Während in München laut Polizeiberichten – bereits während der letzten ein bis zwei Schulstunden – rund 1.500 Menschen dem Aufruf folgten und am Freitag (5. Dezember) in der Innenstadt demonstrierten, blieb es in Rosenheim wesentlich ruhiger. Rund 30 bis 40 Demonstranten, darunter eine Handvoll Schüler, einige ältere Erwachsene und auch der ein oder andere Anhänger der Partei „Die Linke“, versammelten sich um 14 Uhr in der Münchener Straße. Ihre Meinung machten sie trotzdem lautstark deutlich. „Wir wollen sicher nicht unser Leben für einen Staat opfern, der nicht in unseren Interessen handelt“, sagte Justus, einer der Rosenheimer Demonstranten. Er und seine Mitstreiter wollten das neue Gesetz zum Wehrdienst nicht einfach hinnehmen. „Deswegen gehen wir heute auf die Straße“, betonte er. Das Gesetz sei nur ein weiterer Schritt in Richtung Militarisierung. „Anstatt Milliarden ins Militär zu pumpen, sollten sie für uns lieber richtige Schulen bauen und das Geld für ein gescheites Bildungssystem investieren“, sagte Justus.

Noch drastischer formulierte es ein anderer Demonstrant, der anonym bleiben möchte. „Das neue Gesetz ist nichts weniger als der umfassendste Angriff auf unsere Freiheit, unsere Körper und unser Recht, über unser eigenes Leben zu bestimmen“, sagte er.

Er fühle sich wie „Kanonenfutter für die deutschen Profite“. Zumal das „Märchen von der Freiwilligkeit“ des Wehrdienstes eine „glatte Lüge“ sei. Sobald sich nicht genügend Freiwillige finden, gebe es ganz schnell eine Wehrpflicht, ist der junge Demonstrant überzeugt. Er könnte nur dazu aufrufen, dass die jungen Menschen „für ein System kämpfen, indem wir nicht nur Material sind“.

Aus diesem Grund war auch Alun zur Demonstration gekommen. „Ich möchte nicht für diesen Staat in den Krieg ziehen“, sagt der junge Mann.

Er sei wegen seines Alters einer derjenigen, die jetzt im kommenden Jahr Post vom Bundesverteidigungsministerium bekommen. „Das ist scheiße, ich möchte noch in Ruhe die Schule fertigmachen“, sagte er, während der Schüler mit den anderen Demonstranten mit Polizeibegleitung eine Runde durch die Rosenheimer Innenstadt zog.
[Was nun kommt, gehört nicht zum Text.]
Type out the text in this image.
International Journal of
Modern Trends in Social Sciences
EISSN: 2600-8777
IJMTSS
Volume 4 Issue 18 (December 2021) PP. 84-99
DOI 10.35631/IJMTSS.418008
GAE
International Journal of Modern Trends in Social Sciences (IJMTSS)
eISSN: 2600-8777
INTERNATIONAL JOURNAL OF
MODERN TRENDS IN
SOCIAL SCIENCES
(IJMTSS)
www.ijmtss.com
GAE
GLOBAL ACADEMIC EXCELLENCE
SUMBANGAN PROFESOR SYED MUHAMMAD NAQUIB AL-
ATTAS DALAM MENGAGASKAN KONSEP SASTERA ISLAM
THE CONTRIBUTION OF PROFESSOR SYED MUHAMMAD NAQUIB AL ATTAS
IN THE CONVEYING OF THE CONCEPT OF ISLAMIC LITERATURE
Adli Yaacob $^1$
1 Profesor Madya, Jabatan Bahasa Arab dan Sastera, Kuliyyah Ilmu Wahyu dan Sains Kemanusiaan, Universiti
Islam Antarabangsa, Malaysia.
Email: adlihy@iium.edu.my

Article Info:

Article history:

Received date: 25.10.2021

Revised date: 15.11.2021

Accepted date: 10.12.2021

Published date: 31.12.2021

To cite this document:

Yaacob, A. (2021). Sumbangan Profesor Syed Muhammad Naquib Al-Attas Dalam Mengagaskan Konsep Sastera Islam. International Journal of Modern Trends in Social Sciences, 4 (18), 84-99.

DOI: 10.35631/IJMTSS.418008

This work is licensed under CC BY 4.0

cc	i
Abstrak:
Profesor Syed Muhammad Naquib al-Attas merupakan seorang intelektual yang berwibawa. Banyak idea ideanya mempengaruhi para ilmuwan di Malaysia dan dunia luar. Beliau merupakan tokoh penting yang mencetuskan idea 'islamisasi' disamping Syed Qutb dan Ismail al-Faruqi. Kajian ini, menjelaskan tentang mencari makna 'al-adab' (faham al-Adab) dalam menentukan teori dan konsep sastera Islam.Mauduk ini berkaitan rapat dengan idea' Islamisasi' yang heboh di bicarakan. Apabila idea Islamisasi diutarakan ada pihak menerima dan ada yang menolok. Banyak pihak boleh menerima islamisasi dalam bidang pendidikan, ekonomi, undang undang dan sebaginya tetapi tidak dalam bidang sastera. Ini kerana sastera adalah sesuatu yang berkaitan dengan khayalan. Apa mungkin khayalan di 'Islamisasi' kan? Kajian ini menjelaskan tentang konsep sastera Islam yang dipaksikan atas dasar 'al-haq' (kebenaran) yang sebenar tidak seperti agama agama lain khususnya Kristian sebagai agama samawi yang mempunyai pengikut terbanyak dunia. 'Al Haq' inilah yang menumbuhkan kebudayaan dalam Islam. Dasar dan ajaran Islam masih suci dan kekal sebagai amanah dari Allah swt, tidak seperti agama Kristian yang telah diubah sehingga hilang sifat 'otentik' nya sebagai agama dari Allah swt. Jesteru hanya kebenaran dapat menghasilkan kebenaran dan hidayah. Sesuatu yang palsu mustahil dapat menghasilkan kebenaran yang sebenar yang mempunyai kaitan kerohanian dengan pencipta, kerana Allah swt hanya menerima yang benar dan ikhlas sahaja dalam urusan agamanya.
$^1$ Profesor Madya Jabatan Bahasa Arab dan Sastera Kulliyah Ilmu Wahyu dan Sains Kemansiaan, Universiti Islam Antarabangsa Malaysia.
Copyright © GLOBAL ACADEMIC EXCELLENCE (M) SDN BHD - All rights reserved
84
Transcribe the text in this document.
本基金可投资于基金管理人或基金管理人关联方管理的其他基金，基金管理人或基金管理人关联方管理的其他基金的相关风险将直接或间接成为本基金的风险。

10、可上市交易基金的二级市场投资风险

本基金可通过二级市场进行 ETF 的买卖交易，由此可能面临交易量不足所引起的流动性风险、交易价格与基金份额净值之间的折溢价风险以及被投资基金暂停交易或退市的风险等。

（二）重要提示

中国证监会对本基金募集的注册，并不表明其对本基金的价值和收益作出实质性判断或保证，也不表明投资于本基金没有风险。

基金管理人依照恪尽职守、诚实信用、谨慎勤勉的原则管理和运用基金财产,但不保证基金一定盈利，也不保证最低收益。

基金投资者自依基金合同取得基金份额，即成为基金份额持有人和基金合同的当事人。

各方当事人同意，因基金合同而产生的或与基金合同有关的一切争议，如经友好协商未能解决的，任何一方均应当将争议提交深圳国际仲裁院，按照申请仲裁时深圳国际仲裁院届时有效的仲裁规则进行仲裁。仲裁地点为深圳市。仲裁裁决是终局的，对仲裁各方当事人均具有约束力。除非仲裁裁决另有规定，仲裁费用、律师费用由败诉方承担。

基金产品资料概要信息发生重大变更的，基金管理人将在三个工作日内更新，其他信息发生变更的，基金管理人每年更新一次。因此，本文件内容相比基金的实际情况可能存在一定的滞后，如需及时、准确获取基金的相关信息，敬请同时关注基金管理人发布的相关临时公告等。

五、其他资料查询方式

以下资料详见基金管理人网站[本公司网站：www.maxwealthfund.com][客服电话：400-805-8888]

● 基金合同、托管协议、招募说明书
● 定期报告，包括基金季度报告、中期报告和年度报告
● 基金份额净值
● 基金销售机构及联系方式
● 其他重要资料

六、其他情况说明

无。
Nach rund 45 Minuten war die Demonstration wieder beendet. Wie Hauptkommissar Robert Maurer auf OVB-Anfrage mitteilt, habe es dabei auch keinerlei Probleme gegeben.

„Die Veranstaltung verlief völlig störungsfrei“, sagt er. Die Aufmerksamkeit der vielen Passanten und auch das ein oder andere Foto war den Demonstranten mit der Aktion dennoch sicher.